ここで、登山の技術、体力も買われていながらも、
彼らが第一次アタック隊に選ばれなかったのは英国隊(他の国の隊も推して知るべしですが)は
基本的に軍人やら研究者やらで構成されていて、皆パブリックスクールを出ている
英国ジェントルマンなわけですね。


要するに国家の威信を背負うに足る人たちというか、階層というか。

これに対してエドモンド・ヒラリーは英領とはいえニュージーランドで養蜂業を営む庶民、
テンジン・ノルゲイに至っては秀でたシェルパくらいに思われていた現地人であるという。

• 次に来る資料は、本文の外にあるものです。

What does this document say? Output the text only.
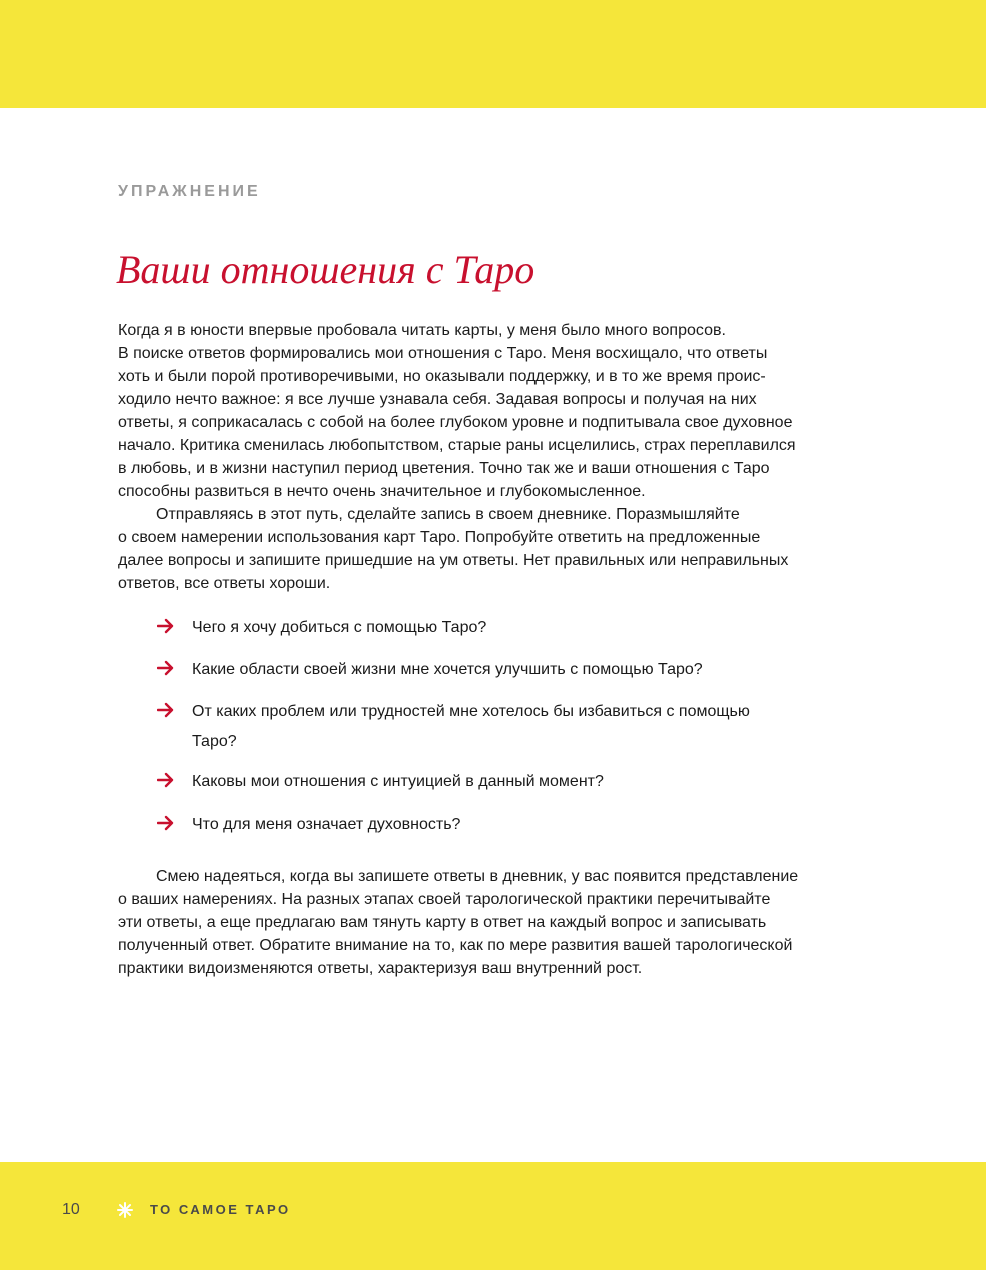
УПРАЖНЕНИЕ
Ваши отношения с Таро
Когда я в юности впервые пробовала читать карты, у меня было много вопросов.
В поиске ответов формировались мои отношения с Таро. Меня восхищало, что ответы
хоть и были порой противоречивыми, но оказывали поддержку, и в то же время проис-
ходило нечто важное: я все лучше узнавала себя. Задавая вопросы и получая на них
ответы, я соприкасалась с собой на более глубоком уровне и подпитывала свое духовное
начало. Критика сменилась любопытством, старые раны исцелились, страх переплавился
в любовь, и в жизни наступил период цветения. Точно так же и ваши отношения с Таро
способны развиться в нечто очень значительное и глубокомысленное.
Отправляясь в этот путь, сделайте запись в своем дневнике. Поразмышляйте
о своем намерении использования карт Таро. Попробуйте ответить на предложенные
далее вопросы и запишите пришедшие на ум ответы. Нет правильных или неправильных
ответов, все ответы хороши.
Чего я хочу добиться с помощью Таро?
Какие области своей жизни мне хочется улучшить с помощью Таро?
От каких проблем или трудностей мне хотелось бы избавиться с помощью
Таро?
Каковы мои отношения с интуицией в данный момент?
Что для меня означает духовность?
Смею надеяться, когда вы запишете ответы в дневник, у вас появится представление
о ваших намерениях. На разных этапах своей тарологической практики перечитывайте
эти ответы, а еще предлагаю вам тянуть карту в ответ на каждый вопрос и записывать
полученный ответ. Обратите внимание на то, как по мере развития вашей тарологической
практики видоизменяются ответы, характеризуя ваш внутренний рост.
10	ТО САМОЕ ТАРО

結果的には彼らが5月29日(幸いにしてモンスーンは遅れていたのか)、
世界で初めて最高峰の頂上を踏んだわけで、

話題が完全に二人の人物に持っていかれた恰好かと。


ですが、全体的に考えれば英国隊の勝利であって、
隊長であった陸軍大佐の統率力、指導力の賜物でもあり、
それぞれの隊員も皆役割を果たした結果ということは忘れてはならないような。

何しろ国家プロジェクトでありますから。


この初登頂から27年後、ラインホルト・メスナーというとんでもない身体能力の人が現れ、
酸素補給にも頼ることなく、またたった一人でそこらの山に登るように

エベレストに登ってしまうのですね。
これもまた「記録は破られるためにある」みたいなことのひとつでありましょうか。


何しろヒラリーの時代には、8848mなんつう場所は

人が生きて辿りつける場所ではないのかもしれないと考えられていた時代でもあり、

それだけに大部隊を投入し、万全の準備を整えてという体制を取ったわけです。


メスナーにとっては、もはやエベレストの頂上は

人が生きていけない場所かもなんつう考えはなかったですから、
それなら大部隊で大荷物を時間を掛けて運ぶよりも、

身軽にさっさと登ってしまえるのではと思ったのかも。


まあ、だからといって、これで「さあ、エベレストに挑戦してやるぞ」と思うものでもありませんが、
淡々とあたかも記録映画でもあるかのような進み方で

ヒラリーとテンジンの歩みに寄り添って見てきただけに

エベレスト登頂の疑似体験ができたようにも思うところでして、

カメラが山頂でぐるり360度を眺め渡したとき、
安直な表現ですが感慨深さがこみ上げてきましたですね。


実際のところは、そこらの山にちょいと行ってみるかくらいのことですけれど、これからも。